I’m bruised, my knee barks, my shot is shit, and I
just need the bank to be open for once, for the glass to
kiss the ball back, softly. I’m always writing to you
like a last-ditch prayer, a heave from halfcourt
moving like a meteor, like I could turn this white page of
nothing into a night sky, these words constellations,
old messages that would say in a hundred different
shapes that I love you. All I ever wanted was Bird’s game,
quietly telling opponents the spot on the floor where he would
rise, after a screen and two dribbles, in the corner like a yellow
sun and let the ball fly. I’m always writing to you
to remind myself that all love poems are about the future.
Under the bright lights of this metaphor, I’m digging deep, not
vanishing when it matters most, to find the heart to take a shot
when the clock winds down to nothing. The X-Man,
Xavier McDaniel, laughs when he tells of how Bird took his heart once.
You already know you have mine when the clock says
zero my no-look mouth, my honey crossover, my silky net.

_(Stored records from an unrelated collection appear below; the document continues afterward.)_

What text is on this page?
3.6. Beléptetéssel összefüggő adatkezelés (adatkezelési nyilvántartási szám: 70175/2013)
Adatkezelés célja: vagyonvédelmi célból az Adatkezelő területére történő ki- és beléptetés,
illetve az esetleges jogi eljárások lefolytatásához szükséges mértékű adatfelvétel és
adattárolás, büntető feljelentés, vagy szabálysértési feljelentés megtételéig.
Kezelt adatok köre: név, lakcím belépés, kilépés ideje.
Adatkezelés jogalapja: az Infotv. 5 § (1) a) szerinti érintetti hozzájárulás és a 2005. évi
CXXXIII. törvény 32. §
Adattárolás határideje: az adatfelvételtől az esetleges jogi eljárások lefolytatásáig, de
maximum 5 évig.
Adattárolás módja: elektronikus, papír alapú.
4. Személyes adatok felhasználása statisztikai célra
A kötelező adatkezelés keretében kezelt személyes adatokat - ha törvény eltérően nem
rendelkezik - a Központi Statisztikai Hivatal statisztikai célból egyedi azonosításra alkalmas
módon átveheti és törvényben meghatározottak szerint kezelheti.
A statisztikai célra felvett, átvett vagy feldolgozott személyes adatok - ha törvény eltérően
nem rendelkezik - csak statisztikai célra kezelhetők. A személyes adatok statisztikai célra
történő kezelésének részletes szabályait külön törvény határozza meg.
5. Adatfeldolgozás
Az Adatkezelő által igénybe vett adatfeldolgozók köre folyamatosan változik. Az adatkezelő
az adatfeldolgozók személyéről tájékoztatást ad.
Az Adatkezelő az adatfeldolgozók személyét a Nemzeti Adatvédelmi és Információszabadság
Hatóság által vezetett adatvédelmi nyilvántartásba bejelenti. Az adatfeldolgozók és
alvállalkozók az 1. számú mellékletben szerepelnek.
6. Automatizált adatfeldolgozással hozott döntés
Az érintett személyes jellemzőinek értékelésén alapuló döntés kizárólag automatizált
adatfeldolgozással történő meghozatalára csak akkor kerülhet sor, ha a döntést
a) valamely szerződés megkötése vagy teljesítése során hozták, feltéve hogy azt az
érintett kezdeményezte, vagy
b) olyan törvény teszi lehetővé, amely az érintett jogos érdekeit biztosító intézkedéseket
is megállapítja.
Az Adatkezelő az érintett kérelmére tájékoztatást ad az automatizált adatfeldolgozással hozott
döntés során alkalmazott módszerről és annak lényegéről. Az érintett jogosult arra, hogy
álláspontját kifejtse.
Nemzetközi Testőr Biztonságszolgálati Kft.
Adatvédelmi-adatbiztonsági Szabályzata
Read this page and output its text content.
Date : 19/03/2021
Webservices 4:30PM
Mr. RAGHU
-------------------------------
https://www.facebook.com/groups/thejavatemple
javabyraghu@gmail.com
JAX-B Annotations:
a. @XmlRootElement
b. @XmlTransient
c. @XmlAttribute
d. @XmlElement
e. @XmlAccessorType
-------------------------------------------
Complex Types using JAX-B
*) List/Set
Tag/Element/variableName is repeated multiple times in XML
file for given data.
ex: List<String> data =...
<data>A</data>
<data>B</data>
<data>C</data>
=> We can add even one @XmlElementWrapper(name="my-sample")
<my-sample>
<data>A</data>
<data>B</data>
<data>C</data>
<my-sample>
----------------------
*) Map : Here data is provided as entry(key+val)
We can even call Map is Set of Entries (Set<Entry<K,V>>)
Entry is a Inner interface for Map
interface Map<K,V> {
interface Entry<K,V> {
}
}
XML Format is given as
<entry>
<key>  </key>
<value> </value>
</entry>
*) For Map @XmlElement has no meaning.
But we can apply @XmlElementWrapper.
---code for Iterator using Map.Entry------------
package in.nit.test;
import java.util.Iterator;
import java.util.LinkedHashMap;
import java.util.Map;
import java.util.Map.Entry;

Copyright © 2025 by Tomás Q. Morín. Originally published in Poem-a-Day on May 2, 2025, by the Academy of American Poets.
“Hall of Famer Larry Joe Bird of the Boston Celtics was my favorite basketball player when I was a kid, partly because we both hailed from small, rural towns, and because he played with so much passion and joy. Stories of his confidence are legendary, especially how he told opponents what he planned to do and then did it. An abecedarian also announces to a reader its formal intentions. In keeping with the ancient function of the form, my poem is a hymn, a praise song for love and basketball and our beautiful human hearts that dare.”